Birds carry a fungus that can be fatal in people, yet the birds don’t get sick. Now researchers think they know why.
Cryptococcus neoformans is a fungus that causes deadly infections in people with a weakened immune system. It’s found in bird droppings, and it’s one of the most dangerous infections for people with AIDS—and is thought to cause hundreds of thousands of deaths worldwide every year.
New research shows that a particular white blood cell within the bird’s blood system, called a macrophage, is able to completely block the growth of Cryptococci.
The fungus can grow slowly within the bird’s digestive tract, but if it tries to invade the bird’s body then the immune system immediately destroys it—which explains why healthy birds can still help spread the infection.
“Understanding where the disease comes from and how it spreads is critical. If we can learn how some animals are able to resist infection we might be able to gain insights into how we can improve the human immune response to this fungus,” says team leader Simon Johnston from the University of Sheffield.
This work, published in Nature Scientific Reports, was carried out in collaboration with the University of Birmingham and is part of a much larger international effort to understand, fight, and ultimately eliminate cryptococcosis.

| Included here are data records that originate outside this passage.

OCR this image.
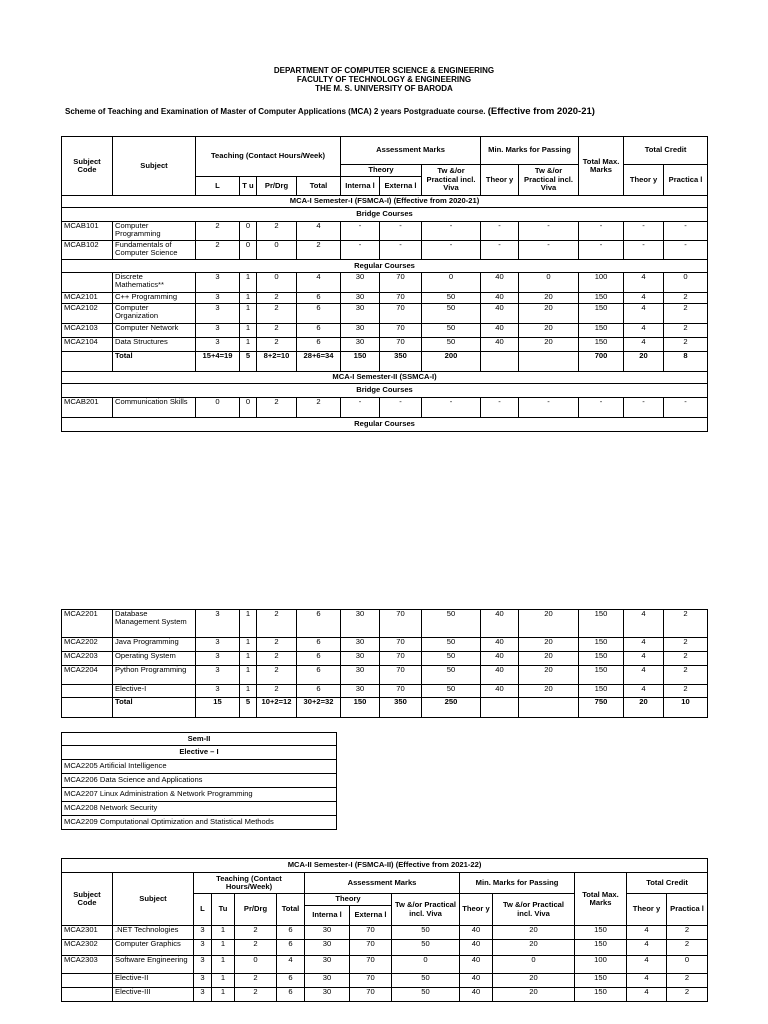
DEPARTMENT OF COMPUTER SCIENCE & ENGINEERING
FACULTY OF TECHNOLOGY & ENGINEERING
THE M. S. UNIVERSITY OF BARODA
Scheme of Teaching and Examination of Master of Computer Applications (MCA) 2 years Postgraduate course. (Effective from 2020-21)
Subject Code	Subject	Teaching (Contact Hours/Week)				Assessment Marks			Min. Marks for Passing		Total Max. Marks	Total Credit	
						Theory		Tw &/or Practical incl. Viva	Theor y	Tw &/or Practical incl. Viva		Theor y	Practica l
		L	T u	Pr/Drg	Total	Interna l	Externa l						
MCA-I Semester-I (FSMCA-I) (Effective from 2020-21)													
Bridge Courses													
MCAB101	Computer Programming	2	0	2	4	-	-	-	-	-	-	-	-
MCAB102	Fundamentals of Computer Science	2	0	0	2	-	-	-	-	-	-	-	-
Regular Courses													
	Discrete Mathematics**	3	1	0	4	30	70	0	40	0	100	4	0
MCA2101	C++ Programming	3	1	2	6	30	70	50	40	20	150	4	2
MCA2102	Computer Organization	3	1	2	6	30	70	50	40	20	150	4	2
MCA2103	Computer Network	3	1	2	6	30	70	50	40	20	150	4	2
MCA2104	Data Structures	3	1	2	6	30	70	50	40	20	150	4	2
	Total	15+4=19	5	8+2=10	28+6=34	150	350	200			700	20	8
MCA-I Semester-II (SSMCA-I)													
Bridge Courses													
MCAB201	Communication Skills	0	0	2	2	-	-	-	-	-	-	-	-
Regular Courses													
MCA2201	Database Management System	3	1	2	6	30	70	50	40	20	150	4	2
MCA2202	Java Programming	3	1	2	6	30	70	50	40	20	150	4	2
MCA2203	Operating System	3	1	2	6	30	70	50	40	20	150	4	2
MCA2204	Python Programming	3	1	2	6	30	70	50	40	20	150	4	2
	Elective-I	3	1	2	6	30	70	50	40	20	150	4	2
	Total	15	5	10+2=12	30+2=32	150	350	250			750	20	10
Sem-II
Elective – I
MCA2205 Artificial Intelligence
MCA2206 Data Science and Applications
MCA2207 Linux Administration & Network Programming
MCA2208 Network Security
MCA2209 Computational Optimization and Statistical Methods
MCA-II Semester-I (FSMCA-II) (Effective from 2021-22)													
Subject Code	Subject	Teaching (Contact Hours/Week)				Assessment Marks			Min. Marks for Passing		Total Max. Marks	Total Credit	
		L	Tu	Pr/Drg	Total	Theory		Tw &/or Practical incl. Viva	Theor y	Tw &/or Practical incl. Viva		Theor y	Practica l
						Interna l	Externa l						
MCA2301	.NET Technologies	3	1	2	6	30	70	50	40	20	150	4	2
MCA2302	Computer Graphics	3	1	2	6	30	70	50	40	20	150	4	2
MCA2303	Software Engineering	3	1	0	4	30	70	0	40	0	100	4	0
	Elective-II	3	1	2	6	30	70	50	40	20	150	4	2
	Elective-III	3	1	2	6	30	70	50	40	20	150	4	2
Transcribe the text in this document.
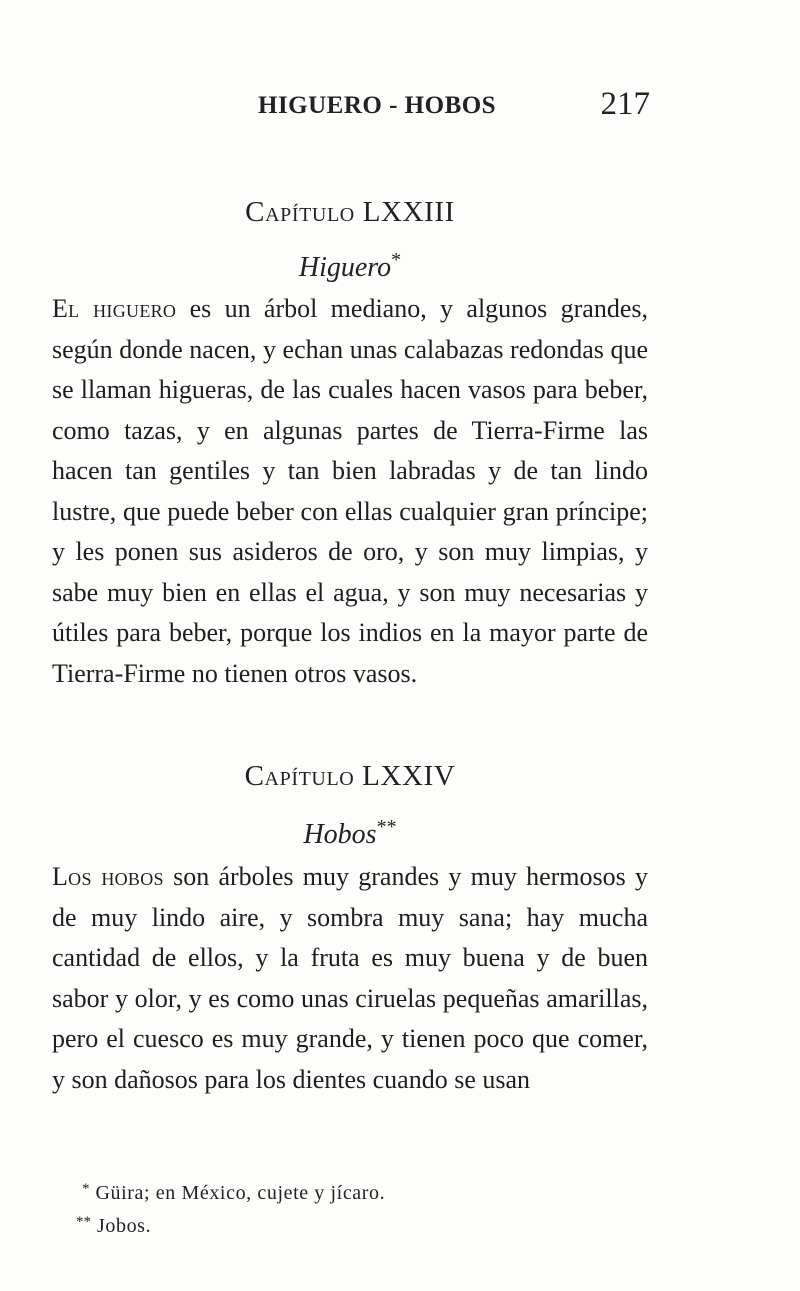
HIGUERO - HOBOS	217

Capítulo LXXIII

Higuero*

El higuero es un árbol mediano, y algunos grandes, según donde nacen, y echan unas calabazas redondas que se llaman higueras, de las cuales hacen vasos para beber, como tazas, y en algunas partes de Tierra-Firme las hacen tan gentiles y tan bien labradas y de tan lindo lustre, que puede beber con ellas cualquier gran príncipe; y les ponen sus asideros de oro, y son muy limpias, y sabe muy bien en ellas el agua, y son muy necesarias y útiles para beber, porque los indios en la mayor parte de Tierra-Firme no tienen otros vasos.

Capítulo LXXIV

Hobos**

Los hobos son árboles muy grandes y muy hermosos y de muy lindo aire, y sombra muy sana; hay mucha cantidad de ellos, y la fruta es muy buena y de buen sabor y olor, y es como unas ciruelas pequeñas amarillas, pero el cuesco es muy grande, y tienen poco que comer, y son dañosos para los dientes cuando se usan

* Güira; en México, cujete y jícaro.
** Jobos.
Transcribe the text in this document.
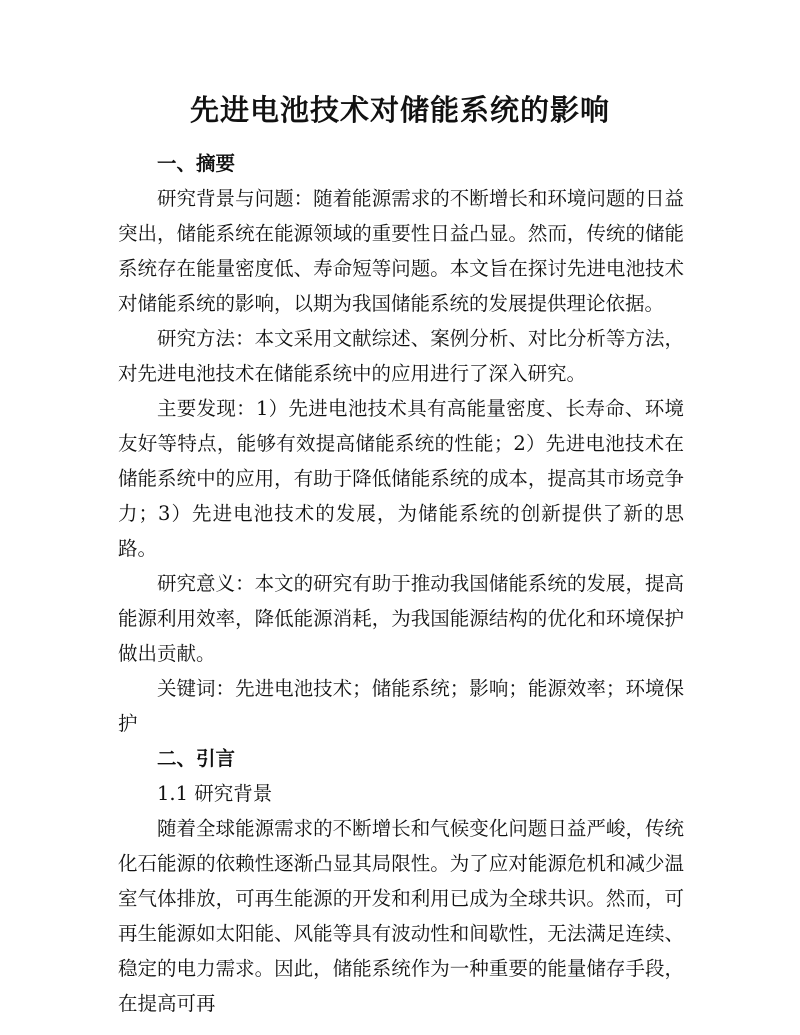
先进电池技术对储能系统的影响
一、摘要

研究背景与问题：随着能源需求的不断增长和环境问题的日益突出，储能系统在能源领域的重要性日益凸显。然而，传统的储能系统存在能量密度低、寿命短等问题。本文旨在探讨先进电池技术对储能系统的影响，以期为我国储能系统的发展提供理论依据。

研究方法：本文采用文献综述、案例分析、对比分析等方法，对先进电池技术在储能系统中的应用进行了深入研究。

主要发现：1）先进电池技术具有高能量密度、长寿命、环境友好等特点，能够有效提高储能系统的性能；2）先进电池技术在储能系统中的应用，有助于降低储能系统的成本，提高其市场竞争力；3）先进电池技术的发展，为储能系统的创新提供了新的思路。

研究意义：本文的研究有助于推动我国储能系统的发展，提高能源利用效率，降低能源消耗，为我国能源结构的优化和环境保护做出贡献。

关键词：先进电池技术；储能系统；影响；能源效率；环境保护

二、引言
1.1 研究背景

随着全球能源需求的不断增长和气候变化问题日益严峻，传统化石能源的依赖性逐渐凸显其局限性。为了应对能源危机和减少温室气体排放，可再生能源的开发和利用已成为全球共识。然而，可再生能源如太阳能、风能等具有波动性和间歇性，无法满足连续、稳定的电力需求。因此，储能系统作为一种重要的能量储存手段，在提高可再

“We are now working with leading scientists from all over the world to try and understand where this pathogen came from, how our bodies fight it, and what we can do to help our own immune system defend us from this fungus and other related infections.
“Many human diseases are spread by birds, but we know surprisingly little about their immune systems. Discovering how they resist otherwise fatal infections offers the hope of improving our ability to intervene in this cycle and prevent a diverse range of human diseases.”
The Medical Research Council, Lister institute for Preventative Medicine, and Wellcome Trust supported the project.